Oluşumundan beri KKTC’nin kanayan yarası konumundaki kamuda verimliliği ve hantallaşmış yapıyı nedense günümüze kadar iyileştirme yönünde hiçbir adım atılmadı.
Yıllardır her fırsatta konuyu irdelemeye çalıştım.
İngiliz sömürge idaresi dönemlerinde kamu yönetiminin neden başarılı olduğunu örnekleriyle anlattım.

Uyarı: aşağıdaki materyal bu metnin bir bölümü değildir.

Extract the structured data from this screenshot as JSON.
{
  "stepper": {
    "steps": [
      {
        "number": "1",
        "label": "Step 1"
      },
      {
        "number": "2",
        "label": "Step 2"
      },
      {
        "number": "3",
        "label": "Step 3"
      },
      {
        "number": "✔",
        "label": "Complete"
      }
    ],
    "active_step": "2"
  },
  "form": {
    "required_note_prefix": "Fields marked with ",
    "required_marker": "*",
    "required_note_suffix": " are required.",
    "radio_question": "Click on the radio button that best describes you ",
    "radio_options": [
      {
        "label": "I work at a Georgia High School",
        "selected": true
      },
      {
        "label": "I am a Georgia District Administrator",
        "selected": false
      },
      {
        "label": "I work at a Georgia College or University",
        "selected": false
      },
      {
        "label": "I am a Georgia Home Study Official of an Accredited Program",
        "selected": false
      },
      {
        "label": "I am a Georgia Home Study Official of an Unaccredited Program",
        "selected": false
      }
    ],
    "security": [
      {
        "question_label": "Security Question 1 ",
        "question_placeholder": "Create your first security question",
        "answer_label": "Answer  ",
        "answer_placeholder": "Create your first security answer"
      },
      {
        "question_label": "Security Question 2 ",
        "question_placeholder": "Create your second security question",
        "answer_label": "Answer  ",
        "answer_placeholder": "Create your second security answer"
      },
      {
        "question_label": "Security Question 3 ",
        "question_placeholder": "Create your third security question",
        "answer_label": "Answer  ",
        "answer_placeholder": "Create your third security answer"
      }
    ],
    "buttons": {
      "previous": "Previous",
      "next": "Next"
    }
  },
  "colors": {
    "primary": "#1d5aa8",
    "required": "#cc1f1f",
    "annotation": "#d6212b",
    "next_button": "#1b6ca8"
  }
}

Ne yazık ki siyasilerin ve de 1974 sonrasında giderek etkisini artıran sendikaların işine gelmediğinden kamu idaresinin iyileştirilmesine yönelik ciddi adımların atılması her dönemde engellendi.
Siyasiler ise sendikaların bu yükselişini rahatları uğruna sadece seyretti!
Artık günümüzde araba duvara toslamış, kara bitmiş denizin derinlikleri ile yüz yüze gelinmiş durumlara gelindi.
Sendikacılık bizde “Az ver, çok al” felsefesi üzerine kurulmuş bir yapıya sahiptir.
İşveren veya işveren konumundaki devlet çökecekmiş, bu kimselerin umurunda değildir.
Koskoca Kıbrıs Türk Hava Yolları bu anlayış yüzünden batmadı mı?
Elektrik Kurumu borç batağında yüzüyorsa bu nedenlerden değil mi?
Eğitim her geçen gün yerlerde sürünüyorsa, yazboz tahtası konumuna sokulmuşsa suçlusu kim?
Var olan Eğitim Bakanı mı?
Vatandaş üçkâğıtçı ticari müesseselerinin elinde adeta oyuncak oldu.
Sıfır aldığı beyaz eşyanın tamir görmüş ikinci el olduğunu garanti kapsamından çıktıktan sonra görüyorsa ve buna müdahale edebilecek bir makam söz konusu değilse güven duygusu yerlerde sürünüyor demektir.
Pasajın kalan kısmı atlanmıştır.